Current Rating - 3.01 With 1235 votes
You might be a Star Wars redneck if...
-Your Jedi robe is a camouflage color.
-You have ever used your Light Saber to open a bottle of Boone's Farm Strawberry Hill.
-At least one wing of your X-Wing is primer-colored.
-There is a blaster rack in the back of your landspeeder.
-You have bantha horns on the front of your landspeeder.
-You can easily describe the taste of an Ewok.
-You can find no grammatical errors in the way Yoda talks.
-You think that Stormtroopers are just KKK members with really good sheets.
-You have ever had an X-wing up on blocks in your yard.
-You ever lost a hand during a light-saber fight because you had to spit.
-The worst part of spending time on Dagoba is the dadgum skeeters.
-Wookies are offended by your B.O.
-You have ever used the force to get yourself another beer so you didn't have to wait for a commercial.
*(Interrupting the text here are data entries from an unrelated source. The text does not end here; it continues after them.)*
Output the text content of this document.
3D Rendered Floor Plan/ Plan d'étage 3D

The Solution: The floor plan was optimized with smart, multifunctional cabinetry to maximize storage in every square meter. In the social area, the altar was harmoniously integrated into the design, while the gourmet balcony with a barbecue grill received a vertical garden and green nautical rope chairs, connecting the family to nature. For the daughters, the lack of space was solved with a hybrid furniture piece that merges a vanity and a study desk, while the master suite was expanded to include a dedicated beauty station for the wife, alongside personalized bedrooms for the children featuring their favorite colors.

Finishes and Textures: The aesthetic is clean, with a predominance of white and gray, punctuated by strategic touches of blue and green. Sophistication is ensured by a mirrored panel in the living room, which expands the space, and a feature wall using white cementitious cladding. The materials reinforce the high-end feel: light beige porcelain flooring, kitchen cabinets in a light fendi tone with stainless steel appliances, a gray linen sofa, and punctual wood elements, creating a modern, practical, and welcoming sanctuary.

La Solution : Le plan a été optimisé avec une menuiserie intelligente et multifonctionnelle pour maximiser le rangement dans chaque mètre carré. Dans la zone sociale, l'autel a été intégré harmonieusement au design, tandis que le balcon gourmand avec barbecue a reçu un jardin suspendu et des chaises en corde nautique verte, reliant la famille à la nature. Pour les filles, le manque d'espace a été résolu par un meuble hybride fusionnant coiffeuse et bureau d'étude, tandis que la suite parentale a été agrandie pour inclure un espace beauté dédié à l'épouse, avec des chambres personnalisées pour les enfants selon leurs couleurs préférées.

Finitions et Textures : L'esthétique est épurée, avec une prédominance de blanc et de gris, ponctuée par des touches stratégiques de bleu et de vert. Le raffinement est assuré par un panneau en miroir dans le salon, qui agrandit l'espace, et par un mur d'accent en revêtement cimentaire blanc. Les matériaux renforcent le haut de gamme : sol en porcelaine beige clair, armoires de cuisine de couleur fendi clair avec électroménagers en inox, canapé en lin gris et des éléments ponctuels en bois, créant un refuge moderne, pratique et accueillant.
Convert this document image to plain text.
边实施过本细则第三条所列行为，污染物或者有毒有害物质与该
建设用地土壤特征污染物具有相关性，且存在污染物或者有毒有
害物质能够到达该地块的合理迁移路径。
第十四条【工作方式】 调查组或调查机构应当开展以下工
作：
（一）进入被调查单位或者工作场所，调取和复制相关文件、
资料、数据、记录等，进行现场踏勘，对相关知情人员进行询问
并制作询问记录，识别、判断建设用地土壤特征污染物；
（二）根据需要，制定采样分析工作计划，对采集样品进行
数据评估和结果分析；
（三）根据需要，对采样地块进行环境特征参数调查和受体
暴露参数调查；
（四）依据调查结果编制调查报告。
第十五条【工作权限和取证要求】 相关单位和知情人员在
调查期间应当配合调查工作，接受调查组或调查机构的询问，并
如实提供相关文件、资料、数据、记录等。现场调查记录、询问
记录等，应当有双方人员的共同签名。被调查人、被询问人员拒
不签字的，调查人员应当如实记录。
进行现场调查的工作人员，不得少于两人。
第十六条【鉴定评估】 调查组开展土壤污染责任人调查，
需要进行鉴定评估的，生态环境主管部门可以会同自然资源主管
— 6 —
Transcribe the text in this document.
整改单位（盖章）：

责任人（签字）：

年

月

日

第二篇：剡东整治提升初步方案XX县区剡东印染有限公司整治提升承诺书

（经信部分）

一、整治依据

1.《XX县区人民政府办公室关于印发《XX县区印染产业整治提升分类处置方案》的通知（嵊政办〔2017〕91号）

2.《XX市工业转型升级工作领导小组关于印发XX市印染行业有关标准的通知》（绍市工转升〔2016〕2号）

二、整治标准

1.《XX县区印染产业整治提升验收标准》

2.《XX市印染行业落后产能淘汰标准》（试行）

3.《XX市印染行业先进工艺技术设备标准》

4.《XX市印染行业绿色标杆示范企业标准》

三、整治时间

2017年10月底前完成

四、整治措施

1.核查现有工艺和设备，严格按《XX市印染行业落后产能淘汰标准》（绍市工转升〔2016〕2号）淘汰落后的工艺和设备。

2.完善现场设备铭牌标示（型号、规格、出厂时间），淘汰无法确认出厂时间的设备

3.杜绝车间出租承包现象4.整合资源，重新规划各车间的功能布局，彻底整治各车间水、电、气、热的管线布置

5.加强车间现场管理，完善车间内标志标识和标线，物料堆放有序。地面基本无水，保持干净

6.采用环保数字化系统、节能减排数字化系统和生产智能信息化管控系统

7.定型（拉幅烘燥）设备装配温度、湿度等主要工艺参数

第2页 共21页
-You have ever used the force in conjunction with fishing/bowling.
-You have ever used a light-sabre to clean fish or open a non-twist-off bottle of beer.
-Your father has ever said to you, "Shoot, son, come on over t' the dark side...it'll be a hoot."
-You have ever told your R-2 unit to use its self-defense electro-shock thingy to get the bar-b-q grill to light.
-You've ever heard the phrase, "May the force be with y'all."
-You have a confederate flag painted on the hood of your landspeeder.
-You think Han Solo would look better in a flannel, 'cause he looks a little sissy in that vest.
-You've ever fantasized about Princess Leah wearing Daisy Duke shorts.
-You have the doors of your X-wing welded shut and you have to get in through the window.
-You've ever fallen in love with your sister.
-You have ever accidentally referred to Darth Vader's evil empire as "them damn Yankees."
-You have a cousin who bears a strong resemblance to Chewbacca.
-You suggested that they outfit the Millennium Falcon with a red wood deck.
-You were the only person drinking Jack Daniels on the rocks during the cantina scene.
-In your opinion, that Darth Vader fellow "just ain't right."